Long-term outcome of endoscopic treatment of biliary strictures after liver transplantation



Biliary strictures are one of the most common complications following liver transplantation (LT), with an incidence of 5.8-34%. Endoscopic techniques have been successfully used to treat biliary complications; however, the long-term efficacy and safety of this treatment option has not yet been fully elucidated. This prospective study was performed to determine the efficacy and safety of endoscopic management of biliary complications after LT and its impact on long-term patient and graft survival. Biliary strictures were suspected in the presence of elevated liver parameters and/or abnormal abdominal sonography and subsequently diagnosed by endoscopic retrograde cholangiography (ERC). The mean follow-up was 39.8 (range, 0.3-98.2) months after first ERC. Between October 1992 and December 2003, a total of 515 patients underwent LT. Biliary complications were diagnosed in 84 patients (16.3 %).

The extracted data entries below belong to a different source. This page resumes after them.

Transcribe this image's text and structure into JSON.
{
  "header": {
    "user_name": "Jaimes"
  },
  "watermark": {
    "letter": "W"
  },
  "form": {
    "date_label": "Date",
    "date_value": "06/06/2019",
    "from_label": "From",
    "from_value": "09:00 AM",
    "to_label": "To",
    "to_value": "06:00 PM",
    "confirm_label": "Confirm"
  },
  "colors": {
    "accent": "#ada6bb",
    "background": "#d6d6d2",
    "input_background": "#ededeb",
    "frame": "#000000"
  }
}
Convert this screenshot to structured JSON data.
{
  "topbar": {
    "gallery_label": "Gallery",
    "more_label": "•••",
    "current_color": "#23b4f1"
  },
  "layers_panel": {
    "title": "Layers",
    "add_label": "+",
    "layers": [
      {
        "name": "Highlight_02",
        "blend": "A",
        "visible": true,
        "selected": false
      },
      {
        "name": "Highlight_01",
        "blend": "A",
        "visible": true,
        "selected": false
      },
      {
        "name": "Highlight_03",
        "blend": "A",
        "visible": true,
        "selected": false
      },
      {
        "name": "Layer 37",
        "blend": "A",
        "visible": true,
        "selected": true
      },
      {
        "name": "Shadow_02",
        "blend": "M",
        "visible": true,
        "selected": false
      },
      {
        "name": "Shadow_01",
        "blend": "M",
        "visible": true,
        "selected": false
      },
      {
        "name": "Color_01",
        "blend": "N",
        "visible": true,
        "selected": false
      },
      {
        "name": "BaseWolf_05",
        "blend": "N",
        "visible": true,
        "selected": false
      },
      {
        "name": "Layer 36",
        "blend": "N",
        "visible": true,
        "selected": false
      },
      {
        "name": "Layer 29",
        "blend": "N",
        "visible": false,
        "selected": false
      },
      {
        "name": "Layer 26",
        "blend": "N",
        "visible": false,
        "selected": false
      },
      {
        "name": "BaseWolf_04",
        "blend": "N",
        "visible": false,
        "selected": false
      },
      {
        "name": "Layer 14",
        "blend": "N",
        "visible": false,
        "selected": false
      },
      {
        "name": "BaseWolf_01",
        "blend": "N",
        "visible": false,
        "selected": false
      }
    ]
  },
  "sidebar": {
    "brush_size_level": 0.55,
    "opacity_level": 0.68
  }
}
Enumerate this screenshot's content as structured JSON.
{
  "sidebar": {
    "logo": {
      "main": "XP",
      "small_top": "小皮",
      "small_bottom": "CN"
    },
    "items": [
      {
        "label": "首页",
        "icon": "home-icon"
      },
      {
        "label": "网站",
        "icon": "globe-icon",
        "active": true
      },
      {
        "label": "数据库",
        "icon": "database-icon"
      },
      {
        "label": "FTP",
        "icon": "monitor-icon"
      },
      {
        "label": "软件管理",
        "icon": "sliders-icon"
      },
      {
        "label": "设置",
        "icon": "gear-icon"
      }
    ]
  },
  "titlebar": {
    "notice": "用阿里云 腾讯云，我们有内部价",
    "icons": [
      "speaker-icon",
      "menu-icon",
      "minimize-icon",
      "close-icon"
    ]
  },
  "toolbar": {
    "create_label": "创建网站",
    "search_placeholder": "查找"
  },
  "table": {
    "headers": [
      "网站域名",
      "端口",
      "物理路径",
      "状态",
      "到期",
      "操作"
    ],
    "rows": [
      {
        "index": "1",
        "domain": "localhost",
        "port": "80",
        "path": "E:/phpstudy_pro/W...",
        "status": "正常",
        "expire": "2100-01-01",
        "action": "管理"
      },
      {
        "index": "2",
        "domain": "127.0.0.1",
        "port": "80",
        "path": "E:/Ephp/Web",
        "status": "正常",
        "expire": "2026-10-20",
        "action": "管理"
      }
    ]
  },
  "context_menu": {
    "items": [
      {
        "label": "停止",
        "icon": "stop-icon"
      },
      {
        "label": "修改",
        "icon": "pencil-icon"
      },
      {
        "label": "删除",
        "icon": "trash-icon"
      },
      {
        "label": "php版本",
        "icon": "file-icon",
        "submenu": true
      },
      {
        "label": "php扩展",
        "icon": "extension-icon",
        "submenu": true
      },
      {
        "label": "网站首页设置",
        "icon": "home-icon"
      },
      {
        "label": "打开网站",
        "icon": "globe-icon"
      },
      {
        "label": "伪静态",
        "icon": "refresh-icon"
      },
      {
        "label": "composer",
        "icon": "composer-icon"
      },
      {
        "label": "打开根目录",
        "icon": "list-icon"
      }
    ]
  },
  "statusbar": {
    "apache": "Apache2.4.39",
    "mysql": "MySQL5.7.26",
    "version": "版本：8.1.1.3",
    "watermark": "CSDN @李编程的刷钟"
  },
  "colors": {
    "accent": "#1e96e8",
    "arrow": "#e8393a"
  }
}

Anastomotic strictures (AS) alone were found in 65 (12.6%) and nonanastomotic strictures (NAS) in 19 patients (3.7%). Long-term success was observed in 77% of patients with AS. In patients with NAS, partial long-term responses could be achieved in 63% of patients. Five patients (6.2%) required a percutaneous and 6 (7.4%) patients a surgical approach.In conclusion, the long-term outcome for patients with post-liver transplant biliary strictures after endoscopic treatment is excellent, especially for patients with AS. Development of NAS reduces graft but not patient survival after endoscopic therapy. Liver Transpl 12:718–725, 2006. © 2006 AASLD.